A general Samara Macedo ocupava uma cadeira giratória postada atrás da única mesa do gabinete. Tamborilava os dedos no tampo de madeira enquanto refletia a respeito dos dados apresentados pelos subordinados na reunião extraordinária que convocara. Além dela, os militares de mais alta patente do Complexo Militar de São Paulo estavam na sala: major Elsa Santana e coronel Vágner Nascimento. Apesar de ser apenas capitão, não sendo de praxe sua presença ali, César Mendes foi convidado a participar, uma vez que era responsável pela formação dos novos soldados.

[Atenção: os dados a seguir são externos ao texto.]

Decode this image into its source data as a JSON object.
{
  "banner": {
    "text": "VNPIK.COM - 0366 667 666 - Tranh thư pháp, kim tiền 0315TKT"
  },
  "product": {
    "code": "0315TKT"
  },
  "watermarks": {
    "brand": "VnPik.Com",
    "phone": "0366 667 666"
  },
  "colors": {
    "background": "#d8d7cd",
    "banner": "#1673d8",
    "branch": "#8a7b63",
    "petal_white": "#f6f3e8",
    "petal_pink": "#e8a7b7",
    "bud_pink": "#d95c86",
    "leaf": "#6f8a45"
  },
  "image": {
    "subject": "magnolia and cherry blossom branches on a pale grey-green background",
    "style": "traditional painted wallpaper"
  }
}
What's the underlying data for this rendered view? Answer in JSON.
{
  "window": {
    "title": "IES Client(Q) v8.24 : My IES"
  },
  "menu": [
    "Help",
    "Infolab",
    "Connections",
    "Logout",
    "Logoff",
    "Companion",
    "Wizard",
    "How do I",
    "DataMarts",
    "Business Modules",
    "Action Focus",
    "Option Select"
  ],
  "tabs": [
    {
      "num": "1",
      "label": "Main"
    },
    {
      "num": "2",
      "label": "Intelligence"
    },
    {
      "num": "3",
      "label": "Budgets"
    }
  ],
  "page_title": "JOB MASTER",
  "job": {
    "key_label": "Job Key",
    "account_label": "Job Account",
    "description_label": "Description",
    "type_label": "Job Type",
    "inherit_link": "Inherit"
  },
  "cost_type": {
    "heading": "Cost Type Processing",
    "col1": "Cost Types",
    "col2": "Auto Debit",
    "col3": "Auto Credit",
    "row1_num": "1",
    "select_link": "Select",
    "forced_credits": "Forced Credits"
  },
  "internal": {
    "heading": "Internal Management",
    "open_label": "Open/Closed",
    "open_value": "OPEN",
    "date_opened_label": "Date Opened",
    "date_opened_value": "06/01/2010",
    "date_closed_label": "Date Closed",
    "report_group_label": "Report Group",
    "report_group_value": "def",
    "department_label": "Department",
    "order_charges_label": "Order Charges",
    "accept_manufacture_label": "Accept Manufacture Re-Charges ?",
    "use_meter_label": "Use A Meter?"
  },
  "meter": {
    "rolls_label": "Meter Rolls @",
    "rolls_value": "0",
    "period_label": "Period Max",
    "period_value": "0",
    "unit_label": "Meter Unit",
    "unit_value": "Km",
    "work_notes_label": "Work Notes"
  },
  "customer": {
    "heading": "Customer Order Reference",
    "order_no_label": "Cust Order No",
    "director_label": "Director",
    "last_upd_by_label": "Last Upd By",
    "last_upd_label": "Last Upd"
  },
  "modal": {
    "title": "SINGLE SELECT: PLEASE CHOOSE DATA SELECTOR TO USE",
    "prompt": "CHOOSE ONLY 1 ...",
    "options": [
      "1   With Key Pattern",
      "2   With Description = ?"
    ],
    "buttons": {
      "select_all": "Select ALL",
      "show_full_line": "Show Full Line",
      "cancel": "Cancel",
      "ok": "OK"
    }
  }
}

Passaram-se exatos cinco dias desde que o tenente-coronel Ezequiel Almeida foi morto dentro daquele mesmo Complexo, assim como diversos soldados, ingressantes no exército em sua maioria, em uma madrugada que precedia a execução da rebelde Giovana Martins. A imprensa já especulava um nome para o ocorrido, que provavelmente seria batizado de "O massacre da madrugada do mês sete".

O olhar de Samara encontrava-se tão gelado quanto o próprio ambiente, como se o inverno que reinava do lado de fora fosse menos frio do que aquele cômodo. Mesmo que já tivesse sido oferecido a ela tempo necessário para analisar o ocorrido, corpo e mente pulsavam por ação. Um crime de grande magnitude aconteceu, desafiando toda uma ordem pré-estabelecida, e isso não podia ficar impune. Não era bom a população se sentir desprotegida, imaginando que haveria rebeldes infiltrados no exército. Perder a confiança das pessoas enfraqueceria o governo. Contudo, se dependesse da general, aquilo nunca aconteceria.

Os dedos de Samara pararam de se chocar contra a mesa no momento em que ela se levantou. As mãos ficaram unidas atrás das costas, e só se ouvia o repetitivo som que os coturnos dela emitiam a cada passada. Após encarar atentamente todos os integrantes da reunião em um silêncio que ela julgava intimidador, começou a falar:

— Trinta e nove soldados e um tenente-coronel foram mortos no que aconteceu aqui há quase uma semana.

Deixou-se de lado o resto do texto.